KS: Yes, it is really hard for me to read that book. I am more sensitive than Luanne… There is another book that’s just come out called The One And Only, and it’s the untold story of On The Road and it’s her transcribed interviews that we listened to. Everyone’s different version of the story… You can’t just read one to really get an idea of that happened and how these men so completely entered each other’s lives and lived so many different lives. Emotionally speaking, reading everyone’s different version was so so so so helpful.
You have said that sometimes people try and talk you out of doing movies because there is not enough for you on the page, what did you see in this that they didn’t?
KS: I read the book and I knew that Walter was directing it. As soon as I sat down in front of him I knew. You find people in life that… It’s not even about what we talked about that day, it’s more about the fact that we knew we loved it for the same reasons. I knew he respected her and I knew that he would lead me to know her more – because at that point I didn’t – and I was so intimidated, I am not that girl. Not to say that you can become a completely different person, that would be an insane claim, there are certain qualities that are sometimes buried very deep and I can’t believe I was able to pull these out. All I wanted to do was lose control, and I am a controlling little… [laughs] I am very acutely aware of myself and she is very self-aware but she is completely without an ounce of self-consciousness.
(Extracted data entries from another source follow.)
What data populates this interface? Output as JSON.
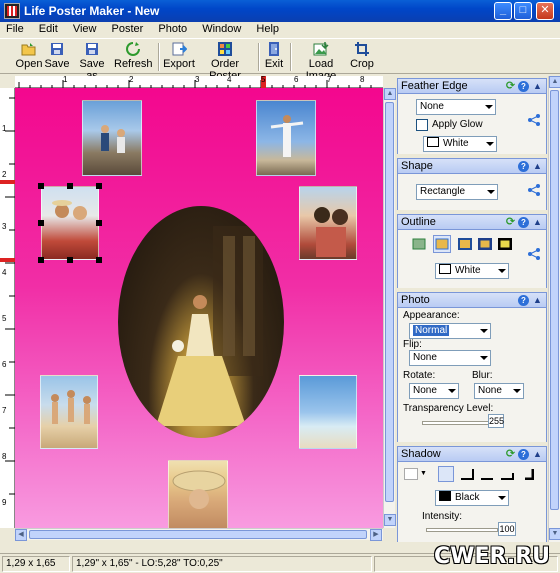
{
  "window": {
    "title": "Life Poster Maker - New"
  },
  "menu": [
    "File",
    "Edit",
    "View",
    "Poster",
    "Photo",
    "Window",
    "Help"
  ],
  "toolbar": {
    "open": "Open",
    "save": "Save",
    "save_as": "Save as",
    "refresh": "Refresh",
    "export": "Export",
    "order_poster": "Order Poster",
    "exit": "Exit",
    "load_image": "Load Image",
    "crop": "Crop"
  },
  "ruler": {
    "h_marks": [
      "1",
      "2",
      "3",
      "4",
      "5",
      "6",
      "7",
      "8"
    ],
    "v_marks": [
      "1",
      "2",
      "3",
      "4",
      "5",
      "6",
      "7",
      "8",
      "9"
    ]
  },
  "panels": {
    "feather_edge": {
      "title": "Feather Edge",
      "mode": "None",
      "apply_glow_label": "Apply Glow",
      "apply_glow": false,
      "glow_color": "White",
      "glow_color_hex": "#ffffff"
    },
    "shape": {
      "title": "Shape",
      "value": "Rectangle"
    },
    "outline": {
      "title": "Outline",
      "color": "White",
      "color_hex": "#ffffff"
    },
    "photo": {
      "title": "Photo",
      "appearance_label": "Appearance:",
      "appearance": "Normal",
      "flip_label": "Flip:",
      "flip": "None",
      "rotate_label": "Rotate:",
      "rotate": "None",
      "blur_label": "Blur:",
      "blur": "None",
      "transparency_label": "Transparency Level:",
      "transparency": "255"
    },
    "shadow": {
      "title": "Shadow",
      "color": "Black",
      "color_hex": "#000000",
      "intensity_label": "Intensity:",
      "intensity": "100"
    }
  },
  "status": {
    "size": "1,29 x 1,65",
    "detail": "1,29\" x 1,65\" - LO:5,28\" TO:0,25\""
  },
  "watermark": "CWER.RU",
  "colors": {
    "poster_top": "#f3078e",
    "poster_bottom": "#f89be0",
    "titlebar": "#0a5fd6",
    "panel_header": "#c6d5f5"
  }
}
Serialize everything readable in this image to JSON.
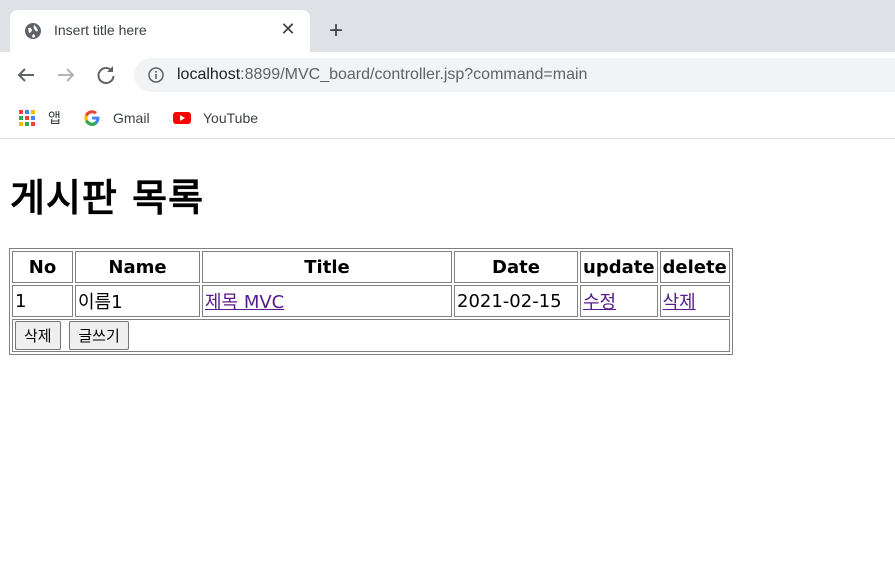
{
  "browser": {
    "tab_title": "Insert title here",
    "url_host": "localhost",
    "url_rest": ":8899/MVC_board/controller.jsp?command=main",
    "bookmarks": [
      {
        "label": "앱",
        "icon": "apps-grid-icon"
      },
      {
        "label": "Gmail",
        "icon": "google-icon"
      },
      {
        "label": "YouTube",
        "icon": "youtube-icon"
      }
    ]
  },
  "page": {
    "heading": "게시판 목록",
    "table": {
      "headers": [
        "No",
        "Name",
        "Title",
        "Date",
        "update",
        "delete"
      ],
      "rows": [
        {
          "no": "1",
          "name": "이름1",
          "title": "제목 MVC",
          "date": "2021-02-15",
          "update": "수정",
          "delete": "삭제"
        }
      ]
    },
    "buttons": {
      "delete_label": "삭제",
      "write_label": "글쓰기"
    }
  }
}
When you watched it, did it feel like you?
KS: No, not at all, but when I am with them I turn into that girl. It’s so weird. That’s what I mean, you are not actually changing, it’s just certain aspects of yourself that you didn’t know you had kind of come alive. That’s why my job is so cool.
You signed on to the movie a long time before it was actually made. Were you ever afraid of losing your dream part because you were getting older?
KS: It was starting to get to that point, actually, but I needed to grow up. I was a much younger 16 than Luanne. I wouldn’t have been able to be so limitless… I was very lucky that it timed out this way. I think I was kind of the perfect age at my stage of life.
Do you think Jack and Neal could exist now or were they a product of their time?
KS: No, which I think is why it’s sustained. It has never not been a relevant book. You are always going to have people who have different values and priorities in live, and are willing to follow that line. I think that there are Jack and Neals all over the place.
You said you all bonded on this film, but how easy is it to fake it when you don’t feel close to the people you are working with?
KS: It’s painful; it’s just disappointing. There is always such a responsibility to the character that you are playing that you would do anything to keep that. It’s just not as fun, and you can see it, it shows. I rely, really very heavily, on the director/actor relationship, and I like that about myself. I find that if you don’t have a good relationship with an actor you rely on the director, if you don’t have a good relationship with a director, rely on your actor. You are never going to hate everyone. I usually try not to fixate on it, and it’s easy to do, especially with me because one little thing is wrong and I am like [growls] ‘Leeeeeeave the set!’ [laughs] but that will ruin everything.
What was your relationship like with director Walter Salles?
KS: I have never seen anyone with the power to evoke absolute and utter dedication in so many people. Of course its On The Road, but it’s him as well. We would all lie on the floor and let him walk across us to get across the street. I don’t know why, I think it’s just him. There is just something about him. Sometimes you meet people and the dynamic is just ‘Wow, you’re my boss’. I don’t know what it is necessarily. Of course he knows more than anyone, he has done more research, he knows more than most of the biographers probably, but it’s not just that. He is so obsessed, to the point that by the end of the movie we were worried about him. He was skinny and so beat. That’s the only reason you should do things in life; he tells stories because he needs to. He’s amazing.